Drohnen und Plattformen ersetzen die menschliche Kraft 🚁
Die Einführung von Logistiksystemen mit Drohnen und Liefer-Apps hat die Nachfrage nach Trägern reduziert. Chongqing findet mit seiner zerklüfteten Topografie in der Automatisierung eine effiziente Lösung für den Transport leichter Lasten. Der Übergang beinhaltet jedoch keine Schulungen für die Bangbang, denen digitale Fähigkeiten fehlen. Die lokale Regierung könnte Umschulungsprogramme und vorübergehende Zuschüsse einführen, wie es in anderen chinesischen Städten getan wurde. Ohne diese Maßnahmen lasten die menschlichen Kosten der Modernisierung auf den Verletzlichsten, während die Technologie unerbittlich voranschreitet.

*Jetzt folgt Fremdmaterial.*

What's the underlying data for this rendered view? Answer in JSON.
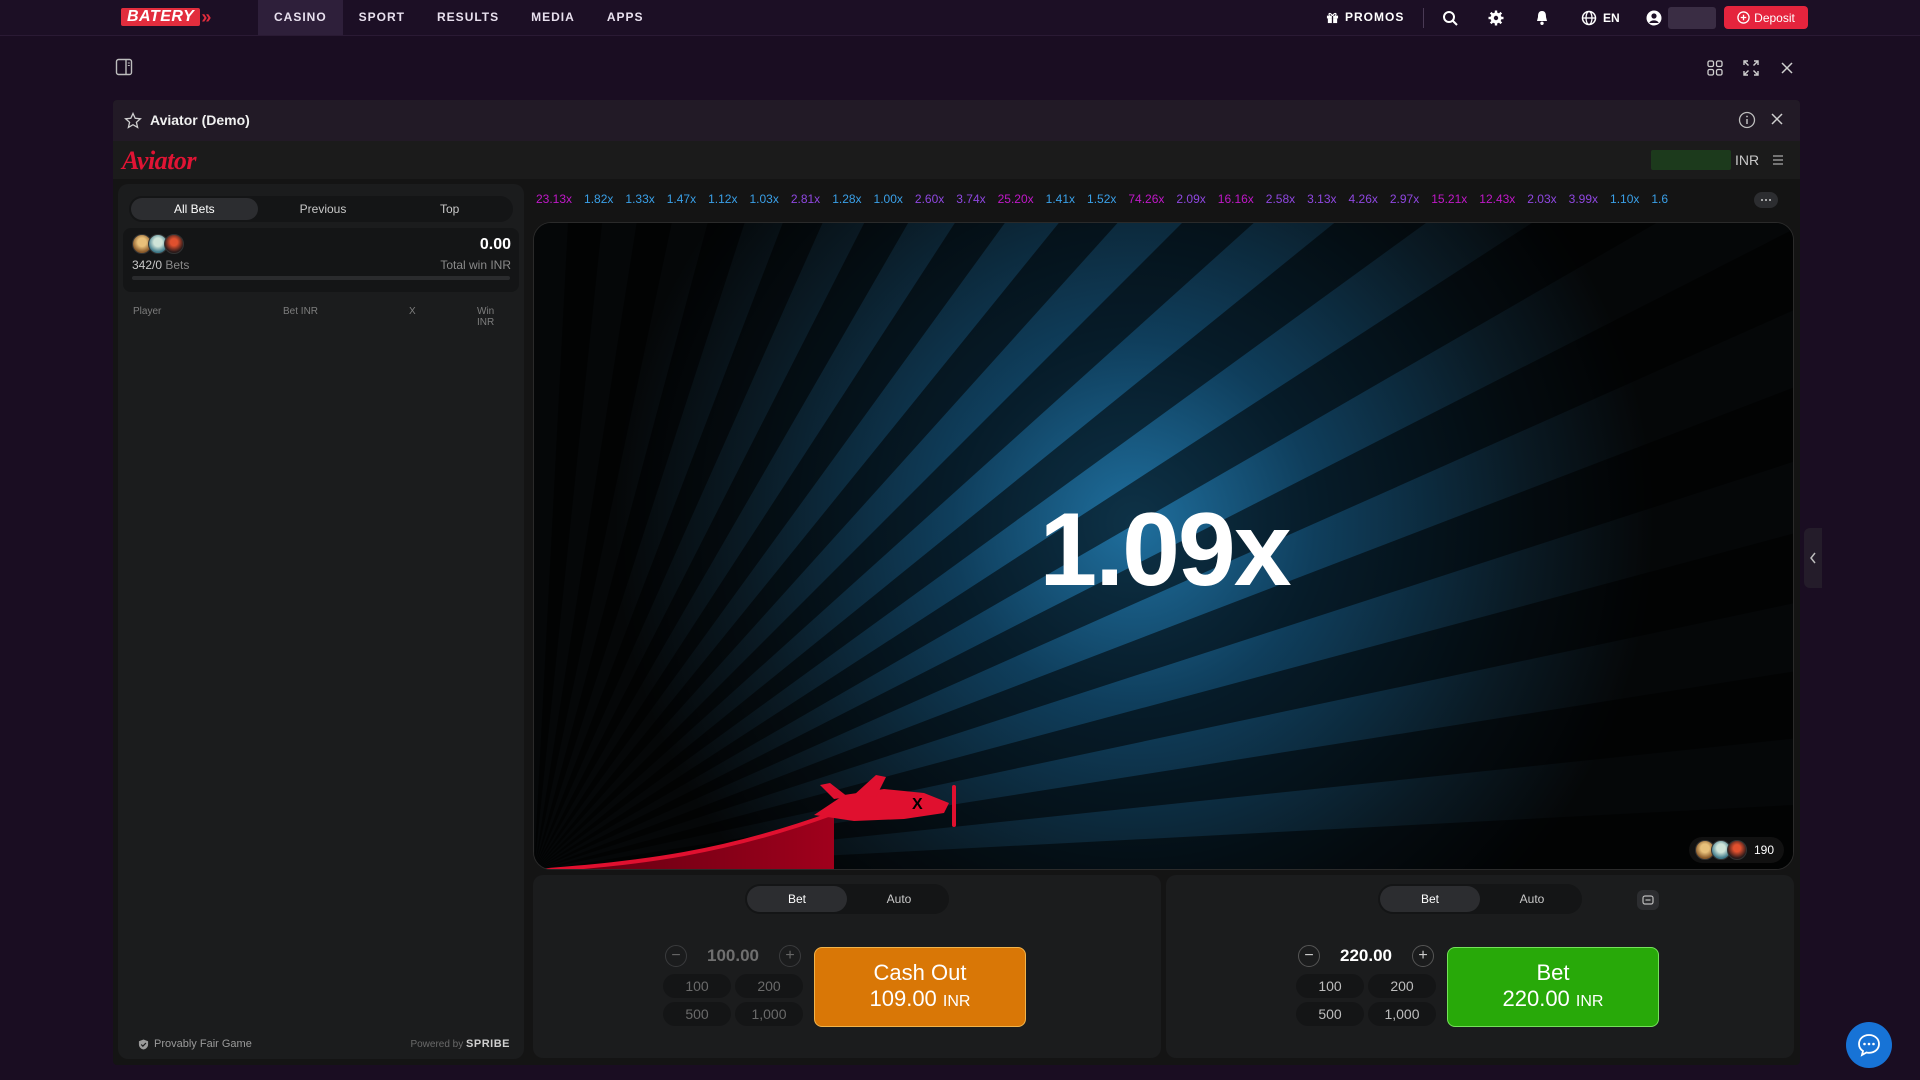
{
  "site": {
    "brand": "BATERY",
    "nav": [
      "CASINO",
      "SPORT",
      "RESULTS",
      "MEDIA",
      "APPS"
    ],
    "promos_label": "PROMOS",
    "lang": "EN",
    "deposit_label": "Deposit",
    "colors": {
      "accent": "#e5243d",
      "bg": "#1a0d22"
    }
  },
  "game_window": {
    "title": "Aviator (Demo)",
    "game_logo": "Aviator",
    "currency": "INR"
  },
  "bets_panel": {
    "tabs": [
      "All Bets",
      "Previous",
      "Top"
    ],
    "active_tab": "All Bets",
    "bets_count": "342/0",
    "bets_word": "Bets",
    "total_win": "0.00",
    "total_win_label": "Total win INR",
    "columns": [
      "Player",
      "Bet INR",
      "X",
      "Win INR"
    ],
    "fair_label": "Provably Fair Game",
    "powered_by": "Powered by",
    "provider": "SPRIBE"
  },
  "history": [
    {
      "v": "23.13x",
      "c": "#c018c8"
    },
    {
      "v": "1.82x",
      "c": "#3aa0e8"
    },
    {
      "v": "1.33x",
      "c": "#3aa0e8"
    },
    {
      "v": "1.47x",
      "c": "#3aa0e8"
    },
    {
      "v": "1.12x",
      "c": "#3aa0e8"
    },
    {
      "v": "1.03x",
      "c": "#3aa0e8"
    },
    {
      "v": "2.81x",
      "c": "#8f47e0"
    },
    {
      "v": "1.28x",
      "c": "#3aa0e8"
    },
    {
      "v": "1.00x",
      "c": "#3aa0e8"
    },
    {
      "v": "2.60x",
      "c": "#8f47e0"
    },
    {
      "v": "3.74x",
      "c": "#8f47e0"
    },
    {
      "v": "25.20x",
      "c": "#c018c8"
    },
    {
      "v": "1.41x",
      "c": "#3aa0e8"
    },
    {
      "v": "1.52x",
      "c": "#3aa0e8"
    },
    {
      "v": "74.26x",
      "c": "#c018c8"
    },
    {
      "v": "2.09x",
      "c": "#8f47e0"
    },
    {
      "v": "16.16x",
      "c": "#c018c8"
    },
    {
      "v": "2.58x",
      "c": "#8f47e0"
    },
    {
      "v": "3.13x",
      "c": "#8f47e0"
    },
    {
      "v": "4.26x",
      "c": "#8f47e0"
    },
    {
      "v": "2.97x",
      "c": "#8f47e0"
    },
    {
      "v": "15.21x",
      "c": "#c018c8"
    },
    {
      "v": "12.43x",
      "c": "#c018c8"
    },
    {
      "v": "2.03x",
      "c": "#8f47e0"
    },
    {
      "v": "3.99x",
      "c": "#8f47e0"
    },
    {
      "v": "1.10x",
      "c": "#3aa0e8"
    },
    {
      "v": "1.6",
      "c": "#3aa0e8"
    }
  ],
  "stage": {
    "multiplier": "1.09x",
    "online_players": "190"
  },
  "bet1": {
    "tabs": [
      "Bet",
      "Auto"
    ],
    "amount": "100.00",
    "quick": [
      "100",
      "200",
      "500",
      "1,000"
    ],
    "action_line1": "Cash Out",
    "action_amount": "109.00",
    "action_currency": "INR",
    "action_color": "#d97706"
  },
  "bet2": {
    "tabs": [
      "Bet",
      "Auto"
    ],
    "amount": "220.00",
    "quick": [
      "100",
      "200",
      "500",
      "1,000"
    ],
    "action_line1": "Bet",
    "action_amount": "220.00",
    "action_currency": "INR",
    "action_color": "#28a909"
  }
}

Der Fortschritt, der seine eigene Geschichte nicht trägt 🏛️
Jetzt sehen die Bangbang zu, wie eine Drohne in Minuten erledigt, wofür sie Stunden, Schweiß und Schwielen brauchten. Das Merkwürdige ist, dass niemand sie gefragt hat, ob sie vorzeitig in Rente gehen wollen. Die Stadt prahlt mit Effizienz, aber niemand erwähnt jene Männer, die Kühlschränke unmögliche Treppen hinaufgetragen haben. Vielleicht ist der nächste Schritt, eine Gedenktafel zu ihren Ehren anzubringen, direkt neben der Ladestation der Drohnen. Aber ja, sie soll hübsch sein, denn Arbeit gibt es ja keine mehr.